The drag brush can sometimes both help and hurt simultaneously. Last summer we experienced a period of an exceptional drought. During this time, we were unable to perform several of our weekly agronomic practices which included verticutting and topdressing our greens. Without knowing whether we would have a steady supply of water for our greens, we avoided these practices to keep them as healthy as possible with minimal disruption to the turf. In turn, the greens became grainy in certain areas. When using the drag brush this spring, the brush tufts up the grass blades when dragging against the grain. It is beneficial to stand the grass blade up with the brush as to reduce the grain on the greens, but by doing so this practice will temporarily make the putting surface bumpy until it is mowed. Over time, periodically verticutting and dragging the greens will decrease the amount of grain on the greens, making them a more uniform color with better roll.

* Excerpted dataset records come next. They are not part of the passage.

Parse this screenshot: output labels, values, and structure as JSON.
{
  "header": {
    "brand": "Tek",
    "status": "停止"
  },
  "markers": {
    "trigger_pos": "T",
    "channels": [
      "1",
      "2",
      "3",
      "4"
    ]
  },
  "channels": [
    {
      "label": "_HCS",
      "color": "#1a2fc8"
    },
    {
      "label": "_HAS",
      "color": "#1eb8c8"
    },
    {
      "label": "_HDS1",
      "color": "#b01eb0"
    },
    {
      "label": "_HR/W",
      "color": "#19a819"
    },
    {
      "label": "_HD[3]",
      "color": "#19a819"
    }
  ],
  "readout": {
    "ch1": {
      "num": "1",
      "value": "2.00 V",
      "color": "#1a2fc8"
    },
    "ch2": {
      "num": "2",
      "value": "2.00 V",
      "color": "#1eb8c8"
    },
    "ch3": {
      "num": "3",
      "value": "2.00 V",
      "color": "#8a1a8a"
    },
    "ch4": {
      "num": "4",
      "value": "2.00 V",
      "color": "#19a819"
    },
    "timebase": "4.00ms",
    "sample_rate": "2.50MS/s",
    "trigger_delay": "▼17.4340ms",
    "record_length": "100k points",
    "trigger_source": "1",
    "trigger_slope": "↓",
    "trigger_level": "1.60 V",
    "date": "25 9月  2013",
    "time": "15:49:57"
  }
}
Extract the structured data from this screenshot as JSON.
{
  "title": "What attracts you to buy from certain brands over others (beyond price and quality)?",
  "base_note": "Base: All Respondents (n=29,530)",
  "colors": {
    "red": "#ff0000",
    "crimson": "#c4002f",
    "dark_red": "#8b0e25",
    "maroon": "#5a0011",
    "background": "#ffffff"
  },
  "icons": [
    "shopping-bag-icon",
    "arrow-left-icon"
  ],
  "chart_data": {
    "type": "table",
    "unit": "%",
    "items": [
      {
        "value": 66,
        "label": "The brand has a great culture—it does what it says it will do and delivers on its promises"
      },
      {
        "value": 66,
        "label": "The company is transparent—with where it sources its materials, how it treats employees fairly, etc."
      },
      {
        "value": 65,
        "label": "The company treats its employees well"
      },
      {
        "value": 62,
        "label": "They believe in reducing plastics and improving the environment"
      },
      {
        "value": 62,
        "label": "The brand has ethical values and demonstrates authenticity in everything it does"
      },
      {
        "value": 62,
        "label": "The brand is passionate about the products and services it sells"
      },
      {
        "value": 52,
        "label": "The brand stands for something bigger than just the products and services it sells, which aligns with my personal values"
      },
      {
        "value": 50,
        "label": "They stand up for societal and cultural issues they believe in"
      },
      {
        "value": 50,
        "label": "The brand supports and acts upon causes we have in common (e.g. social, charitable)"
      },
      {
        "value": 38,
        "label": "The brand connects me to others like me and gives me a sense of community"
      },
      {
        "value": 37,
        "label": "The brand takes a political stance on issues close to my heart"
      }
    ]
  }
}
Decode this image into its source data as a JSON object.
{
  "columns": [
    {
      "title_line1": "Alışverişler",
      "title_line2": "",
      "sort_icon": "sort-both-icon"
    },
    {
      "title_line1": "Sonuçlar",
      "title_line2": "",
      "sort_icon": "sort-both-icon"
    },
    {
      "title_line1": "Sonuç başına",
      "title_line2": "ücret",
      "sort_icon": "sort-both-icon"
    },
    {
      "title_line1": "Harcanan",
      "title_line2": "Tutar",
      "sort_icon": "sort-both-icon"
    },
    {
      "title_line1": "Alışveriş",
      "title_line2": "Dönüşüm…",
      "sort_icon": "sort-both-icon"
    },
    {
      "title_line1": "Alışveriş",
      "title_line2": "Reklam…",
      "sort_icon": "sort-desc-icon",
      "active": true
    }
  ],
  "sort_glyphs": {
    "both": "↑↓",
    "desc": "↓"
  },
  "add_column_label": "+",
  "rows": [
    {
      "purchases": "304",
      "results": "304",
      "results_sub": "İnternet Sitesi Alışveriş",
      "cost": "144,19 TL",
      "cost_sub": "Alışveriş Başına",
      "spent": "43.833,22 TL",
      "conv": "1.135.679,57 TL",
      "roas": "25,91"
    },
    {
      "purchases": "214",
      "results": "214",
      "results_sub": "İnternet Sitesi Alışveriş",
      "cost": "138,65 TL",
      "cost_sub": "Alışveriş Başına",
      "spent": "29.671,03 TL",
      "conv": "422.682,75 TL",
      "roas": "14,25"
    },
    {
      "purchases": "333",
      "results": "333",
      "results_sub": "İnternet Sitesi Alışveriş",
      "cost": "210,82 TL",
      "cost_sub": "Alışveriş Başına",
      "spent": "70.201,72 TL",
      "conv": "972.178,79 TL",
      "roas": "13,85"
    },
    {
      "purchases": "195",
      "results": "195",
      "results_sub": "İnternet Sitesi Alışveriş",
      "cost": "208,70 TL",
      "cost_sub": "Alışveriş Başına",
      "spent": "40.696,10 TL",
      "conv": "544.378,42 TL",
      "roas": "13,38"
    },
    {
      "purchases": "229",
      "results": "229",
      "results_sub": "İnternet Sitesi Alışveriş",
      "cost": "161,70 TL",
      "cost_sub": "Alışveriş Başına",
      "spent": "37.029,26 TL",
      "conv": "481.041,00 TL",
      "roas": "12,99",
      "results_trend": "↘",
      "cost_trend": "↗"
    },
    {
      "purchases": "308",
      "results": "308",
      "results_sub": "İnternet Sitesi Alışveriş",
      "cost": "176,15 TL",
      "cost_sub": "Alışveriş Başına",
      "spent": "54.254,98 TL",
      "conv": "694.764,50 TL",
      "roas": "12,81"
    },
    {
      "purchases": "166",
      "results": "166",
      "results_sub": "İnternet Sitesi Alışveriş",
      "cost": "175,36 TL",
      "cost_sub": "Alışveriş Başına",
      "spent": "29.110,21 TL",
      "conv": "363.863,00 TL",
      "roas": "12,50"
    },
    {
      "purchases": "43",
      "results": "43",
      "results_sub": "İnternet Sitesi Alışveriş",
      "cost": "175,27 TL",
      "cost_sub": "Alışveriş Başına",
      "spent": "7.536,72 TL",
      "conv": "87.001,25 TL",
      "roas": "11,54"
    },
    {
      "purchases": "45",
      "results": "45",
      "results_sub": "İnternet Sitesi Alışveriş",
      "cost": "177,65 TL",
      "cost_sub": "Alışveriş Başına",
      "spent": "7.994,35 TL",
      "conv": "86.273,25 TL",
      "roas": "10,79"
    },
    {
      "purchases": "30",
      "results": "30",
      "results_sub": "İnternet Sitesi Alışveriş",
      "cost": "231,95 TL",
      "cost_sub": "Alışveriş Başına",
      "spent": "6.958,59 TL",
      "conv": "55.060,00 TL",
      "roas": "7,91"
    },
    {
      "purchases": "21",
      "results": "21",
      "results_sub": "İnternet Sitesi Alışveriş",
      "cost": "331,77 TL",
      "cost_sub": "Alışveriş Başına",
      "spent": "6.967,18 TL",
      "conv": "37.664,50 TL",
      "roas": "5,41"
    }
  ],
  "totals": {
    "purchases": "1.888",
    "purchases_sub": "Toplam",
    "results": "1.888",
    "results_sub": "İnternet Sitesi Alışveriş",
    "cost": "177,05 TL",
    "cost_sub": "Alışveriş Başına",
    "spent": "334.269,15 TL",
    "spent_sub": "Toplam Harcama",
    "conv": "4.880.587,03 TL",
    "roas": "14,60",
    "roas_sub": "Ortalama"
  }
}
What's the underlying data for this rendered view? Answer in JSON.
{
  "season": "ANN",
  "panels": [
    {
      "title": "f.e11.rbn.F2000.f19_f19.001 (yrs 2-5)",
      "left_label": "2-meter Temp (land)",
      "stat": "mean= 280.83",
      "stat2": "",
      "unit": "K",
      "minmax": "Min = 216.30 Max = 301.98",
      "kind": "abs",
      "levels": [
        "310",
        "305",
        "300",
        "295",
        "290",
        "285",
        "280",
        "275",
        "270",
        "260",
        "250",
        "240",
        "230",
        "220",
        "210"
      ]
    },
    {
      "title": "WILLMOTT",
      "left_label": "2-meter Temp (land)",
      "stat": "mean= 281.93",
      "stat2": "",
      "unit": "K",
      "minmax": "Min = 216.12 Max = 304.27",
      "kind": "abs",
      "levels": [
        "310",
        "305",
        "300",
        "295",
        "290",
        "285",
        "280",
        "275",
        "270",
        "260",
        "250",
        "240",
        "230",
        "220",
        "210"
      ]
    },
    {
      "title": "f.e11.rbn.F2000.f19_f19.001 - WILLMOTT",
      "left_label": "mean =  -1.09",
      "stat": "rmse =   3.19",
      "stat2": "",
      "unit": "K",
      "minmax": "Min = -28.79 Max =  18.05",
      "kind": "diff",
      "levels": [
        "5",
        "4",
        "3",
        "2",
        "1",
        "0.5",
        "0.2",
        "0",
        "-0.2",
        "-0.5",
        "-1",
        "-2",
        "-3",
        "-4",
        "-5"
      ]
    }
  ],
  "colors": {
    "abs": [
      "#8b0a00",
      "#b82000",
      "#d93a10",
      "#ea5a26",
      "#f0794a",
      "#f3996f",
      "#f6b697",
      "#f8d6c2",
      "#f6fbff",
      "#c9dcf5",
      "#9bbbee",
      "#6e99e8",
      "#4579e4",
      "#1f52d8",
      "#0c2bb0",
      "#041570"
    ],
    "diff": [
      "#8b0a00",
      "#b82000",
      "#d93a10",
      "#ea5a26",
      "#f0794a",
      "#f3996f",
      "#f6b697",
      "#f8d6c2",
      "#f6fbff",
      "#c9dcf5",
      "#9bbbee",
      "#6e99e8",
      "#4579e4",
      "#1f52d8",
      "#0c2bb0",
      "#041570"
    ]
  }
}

Verticutting: Verticutting has several benefits to Bermudagrass greens. The machine used makes many small vertical cuts into the shoots of the grass plant, enhancing lateral growth, decreasing thatch, and closing up voids caused by aerifying, spiking, or slicing. The vertictutter also aids in working in topdressing sand, and helps decrease grain on the putting surface. Weather permitting, this practice will coincide with topdressing on a weekly basis to rid the greens of grain and promote a more consistent roll.
Aerification (Star Tine): The star tine aerification is a non-aggressive way to create pore space in the root zone, which provides oxygen to the roots and promotes water infiltration. This process has the similar effect as the Planet Air machine, but can be altered in terms of depth and surface area. The star tine is a solid tine which punches “X-shaped” holes on the putting surface, allowing room for sand, air, and water.
Rolling: We roll the greens using a Salsco roller periodically to increase ball speed and to firm up the greens. In winter months, we alternate mowing and rolling to decrease the amount of mechanical stress we put on the greens. Rolling greens after practices such as aerification promotes a more uniform recovery and reduces scalping from mowing equipment.
With the current stresses caused by environmental factors and traffic, our fertilizer program and cultural practices are a necessity to ensure healthy roots. Compaction (foot traffic), sealing off (water retention), disease stress (cool, wet climate), and low sunlight all have a negative impact on the roots. We raised our mowing heights in the late fall going into dormancy in addition to these cultural practices to increase the potential of a healthy root system. Although some of these practices may be perceived as destructive, they are essential to the long-term health of our greens. With continued agronomic practices and warmer, sunnier weather, we should see a dramatic positive response to the putting surfaces.